Na América Latina e no Caribe, apenas 27% da população é coberta por redes de banda larga móvel de quarta geração (conhecidas como 4G), segundo um relatório divulgado hoje pelo Banco Interamericano de Desenvolvimento (BID). Em comparação, nos países da OCDE, este número sobe para 77%.
A pesquisa especifica que, neste campo, na região existem "níveis de desenvolvimento muito diferentes". O Cone Sul é, de fato, a área onde 4G mais avançou: 36% da população. Neste sentido, o Uruguai é um dos países mais bem posicionados. Em 2016 foi classificada em segundo lugar na região - atrás do Chile - com 65% de sua população coberta por redes deste tipo.
A pesquisa também mostra quantas pessoas dizem ter usado a Internet nos últimos 12 meses. Na América Latina e no Caribe, a média é de 54%, muito inferior à média da OCDE de 77%. Nesta dimensão, o Cone Sul também aparece como o de melhor desempenho, com uma média de 52%. O Uruguai, por outro lado, estava acima deste número, com quase 70% da população usando a Internet.

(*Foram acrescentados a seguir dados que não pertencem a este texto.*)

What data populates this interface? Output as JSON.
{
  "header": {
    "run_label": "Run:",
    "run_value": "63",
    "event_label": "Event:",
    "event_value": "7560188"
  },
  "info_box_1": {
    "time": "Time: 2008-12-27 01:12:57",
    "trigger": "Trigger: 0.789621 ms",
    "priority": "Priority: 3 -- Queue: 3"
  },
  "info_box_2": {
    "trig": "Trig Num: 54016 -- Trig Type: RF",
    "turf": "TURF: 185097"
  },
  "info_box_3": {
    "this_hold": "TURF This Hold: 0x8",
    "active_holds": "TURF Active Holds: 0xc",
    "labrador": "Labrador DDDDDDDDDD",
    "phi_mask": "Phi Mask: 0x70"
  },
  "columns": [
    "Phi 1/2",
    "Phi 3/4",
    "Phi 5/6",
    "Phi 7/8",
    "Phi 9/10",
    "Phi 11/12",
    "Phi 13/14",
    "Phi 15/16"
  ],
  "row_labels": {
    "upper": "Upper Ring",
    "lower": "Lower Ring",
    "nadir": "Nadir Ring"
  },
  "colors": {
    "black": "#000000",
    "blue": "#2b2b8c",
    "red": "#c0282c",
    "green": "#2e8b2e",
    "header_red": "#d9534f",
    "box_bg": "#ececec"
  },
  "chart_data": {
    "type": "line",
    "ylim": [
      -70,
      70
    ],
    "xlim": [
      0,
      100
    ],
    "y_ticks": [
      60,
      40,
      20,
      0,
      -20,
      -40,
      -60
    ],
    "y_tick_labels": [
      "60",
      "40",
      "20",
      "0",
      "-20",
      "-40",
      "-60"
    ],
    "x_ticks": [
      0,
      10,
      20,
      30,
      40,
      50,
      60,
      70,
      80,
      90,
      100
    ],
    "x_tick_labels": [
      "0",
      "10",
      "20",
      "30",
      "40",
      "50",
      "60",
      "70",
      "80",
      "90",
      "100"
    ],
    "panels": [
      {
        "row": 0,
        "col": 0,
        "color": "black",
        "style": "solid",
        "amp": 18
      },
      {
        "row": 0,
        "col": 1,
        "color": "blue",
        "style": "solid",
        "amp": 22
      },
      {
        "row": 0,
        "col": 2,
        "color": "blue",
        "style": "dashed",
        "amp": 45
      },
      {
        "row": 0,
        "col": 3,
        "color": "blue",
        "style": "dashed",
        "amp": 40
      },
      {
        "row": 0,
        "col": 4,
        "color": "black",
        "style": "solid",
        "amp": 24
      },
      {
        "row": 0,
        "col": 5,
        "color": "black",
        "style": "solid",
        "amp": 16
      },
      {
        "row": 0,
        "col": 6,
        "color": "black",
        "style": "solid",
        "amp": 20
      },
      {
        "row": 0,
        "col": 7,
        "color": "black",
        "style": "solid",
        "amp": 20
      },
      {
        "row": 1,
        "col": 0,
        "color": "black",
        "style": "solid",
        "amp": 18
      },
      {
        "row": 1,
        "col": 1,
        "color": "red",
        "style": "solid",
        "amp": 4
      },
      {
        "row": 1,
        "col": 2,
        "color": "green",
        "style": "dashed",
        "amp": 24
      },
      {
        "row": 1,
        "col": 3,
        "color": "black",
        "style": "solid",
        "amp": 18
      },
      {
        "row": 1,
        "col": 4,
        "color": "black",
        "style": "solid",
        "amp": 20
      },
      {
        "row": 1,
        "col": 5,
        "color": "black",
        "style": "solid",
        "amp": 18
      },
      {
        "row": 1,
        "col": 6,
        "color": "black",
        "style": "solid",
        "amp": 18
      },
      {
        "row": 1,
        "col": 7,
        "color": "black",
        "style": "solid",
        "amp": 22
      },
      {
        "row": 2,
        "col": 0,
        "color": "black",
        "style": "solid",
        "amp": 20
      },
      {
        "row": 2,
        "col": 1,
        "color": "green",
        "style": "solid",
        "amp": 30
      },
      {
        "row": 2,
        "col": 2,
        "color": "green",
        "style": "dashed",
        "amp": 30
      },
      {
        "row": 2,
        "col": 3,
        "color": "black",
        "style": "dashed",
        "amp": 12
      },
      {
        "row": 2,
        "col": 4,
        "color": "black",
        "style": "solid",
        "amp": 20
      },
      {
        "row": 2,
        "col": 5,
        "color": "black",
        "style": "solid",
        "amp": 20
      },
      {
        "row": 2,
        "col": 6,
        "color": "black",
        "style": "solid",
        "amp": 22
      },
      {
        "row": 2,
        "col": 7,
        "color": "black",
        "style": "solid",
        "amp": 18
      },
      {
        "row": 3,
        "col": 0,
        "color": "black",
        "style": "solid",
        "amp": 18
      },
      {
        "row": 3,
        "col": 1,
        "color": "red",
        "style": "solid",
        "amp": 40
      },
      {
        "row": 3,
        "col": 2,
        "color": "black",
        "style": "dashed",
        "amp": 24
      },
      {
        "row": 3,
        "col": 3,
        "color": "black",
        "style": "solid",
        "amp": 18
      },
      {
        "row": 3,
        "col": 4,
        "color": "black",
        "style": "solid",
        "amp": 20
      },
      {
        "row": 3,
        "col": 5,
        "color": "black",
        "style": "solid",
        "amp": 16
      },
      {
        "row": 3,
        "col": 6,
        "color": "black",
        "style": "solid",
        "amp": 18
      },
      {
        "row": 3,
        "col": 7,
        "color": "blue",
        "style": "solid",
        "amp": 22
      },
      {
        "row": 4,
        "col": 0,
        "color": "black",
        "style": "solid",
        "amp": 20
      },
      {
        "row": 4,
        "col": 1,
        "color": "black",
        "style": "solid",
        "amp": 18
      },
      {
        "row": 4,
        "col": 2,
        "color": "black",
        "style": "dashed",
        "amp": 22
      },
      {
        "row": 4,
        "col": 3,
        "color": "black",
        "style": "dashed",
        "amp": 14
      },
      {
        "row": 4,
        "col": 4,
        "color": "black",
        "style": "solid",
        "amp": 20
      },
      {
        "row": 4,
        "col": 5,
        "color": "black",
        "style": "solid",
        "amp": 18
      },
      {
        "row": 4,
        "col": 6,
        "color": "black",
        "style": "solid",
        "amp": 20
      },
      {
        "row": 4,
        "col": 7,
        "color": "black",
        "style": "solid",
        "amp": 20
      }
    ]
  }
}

Por outro lado, ele enfatiza os "problemas de qualidade" que têm acesso à Internet na região. A velocidade média das conexões fixas nestes países atingiu 4,64Mbps, disse o estudo baseado em dados da Akamai, um "provedor de serviços de conteúdo digital na nuvem". Nos países da OCDE, é de 13,14 Mbps. Nas conexões móveis, entretanto, na região, a velocidade média é de 3,87 Mbps, que sobe para 10,84 Mbps na OCDE.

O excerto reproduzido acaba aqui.